Folic acid will be added to non-wholemeal wheat flour across the UK, giving pregnant mothers extra protection through foods consumed such as bread against life-threatening spinal and brain conditions in babies.
Due to be introduced by the Department of Health and Social Care, the measure aims to prevent 200 so-called neural tube defects each year – birth defects of the spine and brain that usually occur during the first month of pregnancy. That would amount to around 20% of the annual total across the four UK nations, the Government said.
A review of bread and flour regulations will be conducted by the Department for Environment, Food and Rural Affairs (Defra), the Department of Health and Social Care, the Food Standards Agency and Food Standards Scotland. The implementation of the “mandatory fortification of flour with folic acid” will be included in the review.
The Government said the costs of “fortification to industry are expected to be minimal”.
UK Prime Minister Boris Johnson said: “Few things are as important as a baby’s health – and folic acid-fortified flour is a quick, simple win to enhance their development. This will give extra peace of mind to parents and families, as well as helping boost the health of adults across the country.”

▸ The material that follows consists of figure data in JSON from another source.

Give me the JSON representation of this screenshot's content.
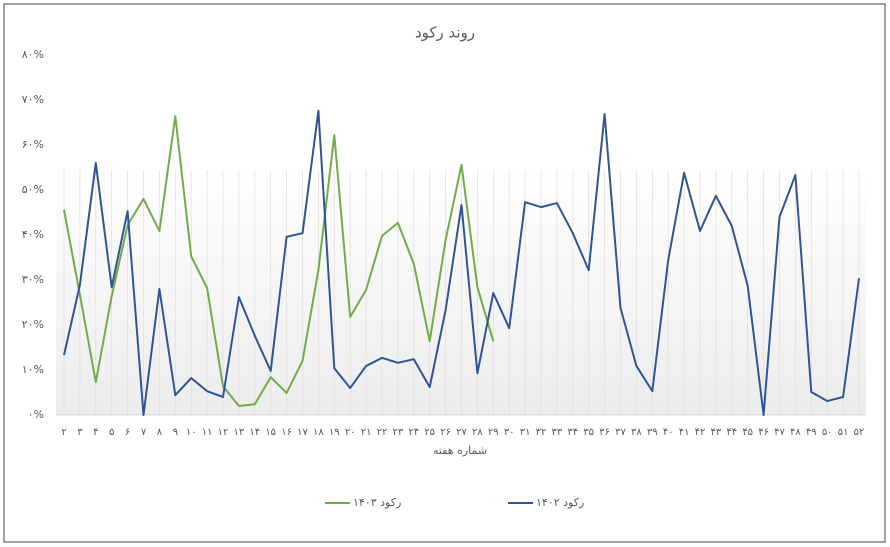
{
  "chart_data": {
    "type": "line",
    "title": "روند رکود",
    "x_label": "شماره هفته",
    "categories": [
      "۲",
      "۳",
      "۴",
      "۵",
      "۶",
      "۷",
      "۸",
      "۹",
      "۱۰",
      "۱۱",
      "۱۲",
      "۱۳",
      "۱۴",
      "۱۵",
      "۱۶",
      "۱۷",
      "۱۸",
      "۱۹",
      "۲۰",
      "۲۱",
      "۲۲",
      "۲۳",
      "۲۴",
      "۲۵",
      "۲۶",
      "۲۷",
      "۲۸",
      "۲۹",
      "۳۰",
      "۳۱",
      "۳۲",
      "۳۳",
      "۳۴",
      "۳۵",
      "۳۶",
      "۳۷",
      "۳۸",
      "۳۹",
      "۴۰",
      "۴۱",
      "۴۲",
      "۴۳",
      "۴۴",
      "۴۵",
      "۴۶",
      "۴۷",
      "۴۸",
      "۴۹",
      "۵۰",
      "۵۱",
      "۵۲"
    ],
    "series": [
      {
        "name": "رکود ۱۴۰۳",
        "color": "#70ad47",
        "values": [
          45.6,
          26.7,
          7.3,
          26.4,
          42.2,
          48,
          40.9,
          66.4,
          35.3,
          28.2,
          6.4,
          2,
          2.4,
          8.4,
          4.9,
          12,
          32.2,
          62.2,
          21.8,
          27.8,
          39.8,
          42.7,
          33.6,
          16.4,
          38.9,
          55.6,
          28.4,
          16.4,
          null,
          null,
          null,
          null,
          null,
          null,
          null,
          null,
          null,
          null,
          null,
          null,
          null,
          null,
          null,
          null,
          null,
          null,
          null,
          null,
          null,
          null,
          null
        ]
      },
      {
        "name": "رکود ۱۴۰۲",
        "color": "#2f5597",
        "values": [
          13.3,
          28.9,
          56,
          28.4,
          45.3,
          0,
          28,
          4.4,
          8.2,
          5.3,
          4,
          26.2,
          17.6,
          9.8,
          39.6,
          40.4,
          67.6,
          10.4,
          6,
          10.9,
          12.7,
          11.6,
          12.4,
          6.2,
          23.3,
          46.7,
          9.3,
          27.1,
          19.3,
          47.3,
          46.2,
          47.1,
          40.4,
          32.2,
          66.9,
          23.8,
          10.9,
          5.3,
          34.4,
          53.8,
          40.9,
          48.7,
          42,
          28.7,
          0,
          44,
          53.3,
          5.1,
          3.1,
          4,
          30.4
        ]
      }
    ],
    "ylim": [
      0,
      80
    ],
    "yticks": [
      {
        "value": 0,
        "label": "۰%"
      },
      {
        "value": 10,
        "label": "۱۰%"
      },
      {
        "value": 20,
        "label": "۲۰%"
      },
      {
        "value": 30,
        "label": "۳۰%"
      },
      {
        "value": 40,
        "label": "۴۰%"
      },
      {
        "value": 50,
        "label": "۵۰%"
      },
      {
        "value": 60,
        "label": "۶۰%"
      },
      {
        "value": 70,
        "label": "۷۰%"
      },
      {
        "value": 80,
        "label": "۸۰%"
      }
    ],
    "legend": "bottom"
  }
}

Folic acid will need to be added to the labelling of all foods made with non-wholemeal flour. Wholemeal flour and gluten-free foods are not subject to the mandatory measure and are not currently part of the review process, the Government said, adding that some wholemeal and gluten-free foods are “already voluntarily fortified with folic acid” in the UK.
Health and Social Care Secretary Sajid Javid said: “We are committed to giving more children a healthy start in life. With the safe and taste-free folic acid baked into the national diet, hundreds more babies will be born healthy each year.
“Focusing on preventing life-threatening health issues such as spina bifida, will ensure fewer people will require hospital treatment, and more individuals and families are able to live healthier lives.”
In 2018, the then-public health minister Steve Brine announced the Government would start consultations the following year on introducing mandatory requirements for folic acid in flours based on evidence, practicality and safety.
At the time, evidence from the Scientific Advisory Committee of Nutrition suggested expectant mothers could take folic acid during pregnancy to significantly reduce the risk of foetal abnormalities such as spina bifida and anencephaly, a condition where the majority of the brain never develops.
Around 700 to 900 pregnancies are affected by neural tube defects each year in the UK, the Government said then.
Alex Waugh, the director of trade association UK Flour Millers, said in the latest Government statement: “Flour, whether white brown or wholemeal, is an ingredient in many foodstuffs and supplies a big proportion of our daily fibre and protein along with essential nutrients such as calcium, iron and B vitamins.
“If it is decided that folic acid should be added to flour for public health reasons, flour millers will do all they can to overcome any practical challenges to make it happen.”
Just Food approached UK bread majors Hovis and Kingsmill for comment.